En posant la question des repères aux professionnels et personnes engagés dans la protection de l’enfance nous manquions nous-mêmes de références quant aux attentes sur cette thématique singulière.

En effet si chacun au gré de ses rencontres et échanges perçoit le besoin et la demande souvent formulée d’un cadre sécurisant cette question des repères est rarement posée aussi précisément que nous avons tenté de le faire.

Évidemment, selon la qualification, la profession, le cadre d’exercice les réponses diffèrent. Cependant lorsque nous analysons les réponses reçues nous percevons le besoin d’un cadre partagé. Les travailleurs sociaux constituant le panel le plus important de répondants les réponses générales reflètent le plus souvent leur avis, cependant nous verrons que ce propos peut être nuancé sur certaines questions.

Ce sont 70% des répondants qui estiment avoir ce besoin de repères supplémentaires dans leur exercice professionnel. C’est un chiffre en soit très parlant et la suite de l’enquête n’a pas fini d’être éloquente sur cet important besoin de repères. Les psychologues, chercheurs et bénévoles ne sont pas aussi nombreux à le penser et un plus grand nombre d’entre eux expriment un avis tranché en affirmant n’avoir aucun besoin sur ce sujet.

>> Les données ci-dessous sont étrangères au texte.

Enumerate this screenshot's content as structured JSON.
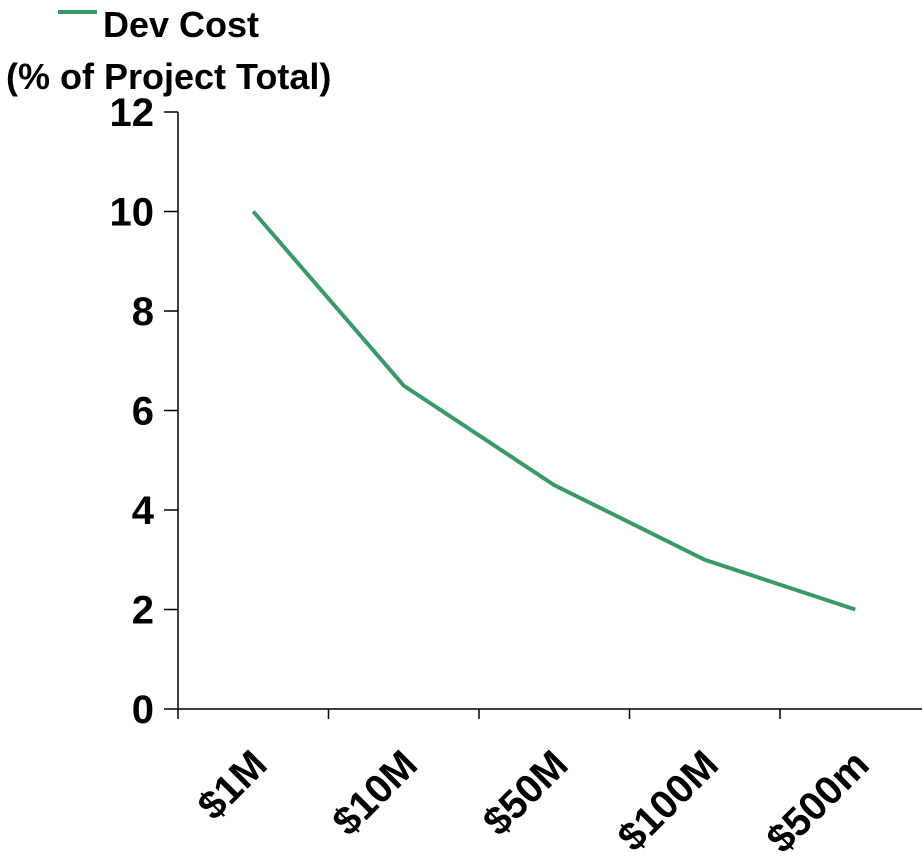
{
  "chart_data": {
    "type": "line",
    "categories": [
      "$1M",
      "$10M",
      "$50M",
      "$100M",
      "$500m"
    ],
    "series": [
      {
        "name": "Dev Cost",
        "values": [
          10,
          6.5,
          4.5,
          3,
          2
        ],
        "color": "#3a9966"
      }
    ],
    "ylabel": "(% of Project Total)",
    "xlabel": "",
    "ylim": [
      0,
      12
    ],
    "yticks": [
      0,
      2,
      4,
      6,
      8,
      10,
      12
    ],
    "grid": false,
    "legend": "top-left"
  }
}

À cette question 57% des répondants apportent une réponse positive et ce sont les psychologues et bénévoles qui semblent les plus assurés dans ce domaine alors qu’enseignants et animateurs, chercheurs et assistants familiaux expriment majoritairement leurs besoins en la matière. Ces écarts sont révélateurs de différences d’approche mais également sans doute de contenus de formations initiales très différentes sur ce sujet.

64% des répondants ont le sentiment de manquer de repères de la part des institutions qui les emploient. Assez logiquement les bénévoles et les quelques élus qui ont répondu au questionnaire ne sont pas aussi nombreux à partager cette idée et ce sont respectivement 40% et 50% d’entre eux qui expriment ce besoin alors que c’est le cas pour 74% des assistants familiaux. Pour ces professionnels le relatif isolement lié à leur pratique singulière est sans doute à l’origine de ce besoin.

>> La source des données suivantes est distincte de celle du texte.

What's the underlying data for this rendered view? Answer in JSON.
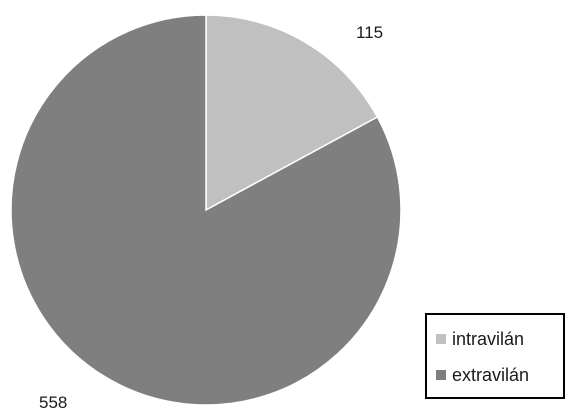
{
  "chart_data": {
    "type": "pie",
    "categories": [
      "intravilán",
      "extravilán"
    ],
    "values": [
      115,
      558
    ],
    "data_labels": [
      "115",
      "558"
    ],
    "colors": [
      "#c0c0c0",
      "#7f7f7f"
    ],
    "start_angle": "12 o'clock",
    "direction": "clockwise",
    "legend": "bottom-right",
    "title": ""
  }
}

Cette fois 61% des répondants expriment ce besoin et on peut noter que les psychologues pour la moitié d’entre eux et les enseignants et animateurs pour 42% estiment pour leur part ne pas avoir ce besoin.

Si nous avions posé la question différemment aurions-nous obtenu les mêmes réponses ? Quelle est la place laissée à l’expression des familles et des enfants et à leurs attentes vis-à-vis des professionnels qui les accompagnent ?

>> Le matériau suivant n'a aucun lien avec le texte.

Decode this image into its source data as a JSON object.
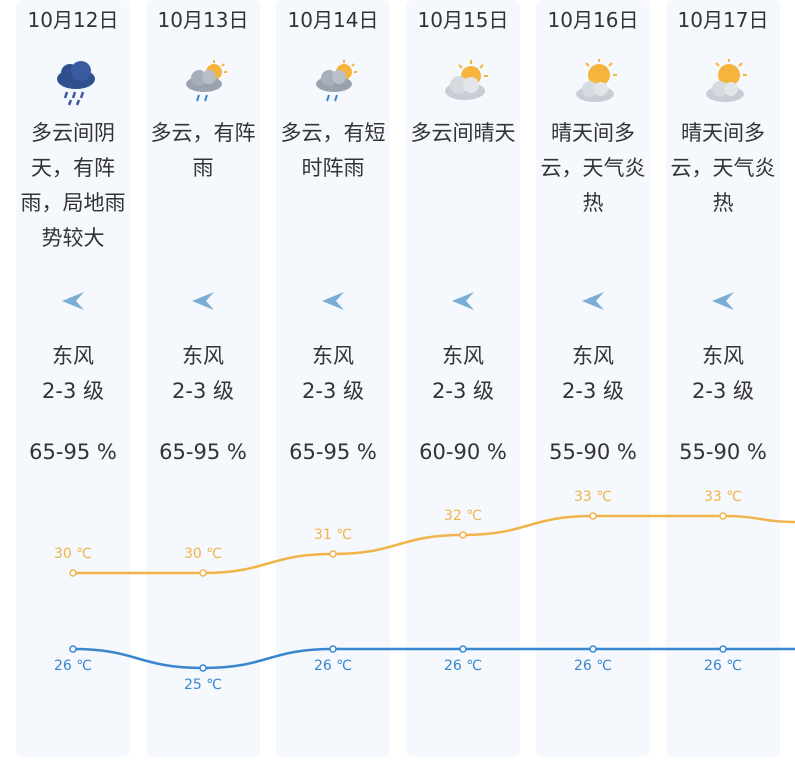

Cette fois 73% des répondants souhaiteraient être mieux armés pour connaître les effets de leurs actions et les différentes catégories se rejoignent sur ce point. Ce résultat permet de confirmer un des points aveugles de la protection de l’enfance : savons-nous vraiment quels sont les effets des interventions en direction des enfants et des familles ?

Pour 67% des répondants la réponse est positive, ce qui peut paraître étonnant compte tenu du nombre de textes produits dans le domaine de la protection de l’enfance ces dernières années.

En revanche bénévoles et chercheurs se démarquent et indiquent majoritairement que ce n’est pas un besoin pour eux.

Cette fois ce sont 74% des répondants qui souhaitent que soient renforcés ces repères pratiques, proportion conforme à ce qui remonte régulièrement du terrain pour demander plus de référentiels. Les psychologues se démarquent à nouveau en n’étant que 50% à formuler la même demande. Un marqueur de l’indépendance de leur exercice ?

Sur ce sujet l’unanimité est quasi parfaite et ce sont 81% des répondants qui répondent positivement sans écart notable entre les différentes professions. Sans doute un excellent motif pour favoriser les liens entre les équipes de recherche et le terrain ainsi que les travaux portant sur la protection de l’enfance

Sur cette question les avis sont partagés de façon assez équilibrée puisque 54% répondent positivement et tous les autres négativement. Difficile d’interpréter ce résultat qui ne reflète pas en tout cas de difficultés particulières sur ce sujet.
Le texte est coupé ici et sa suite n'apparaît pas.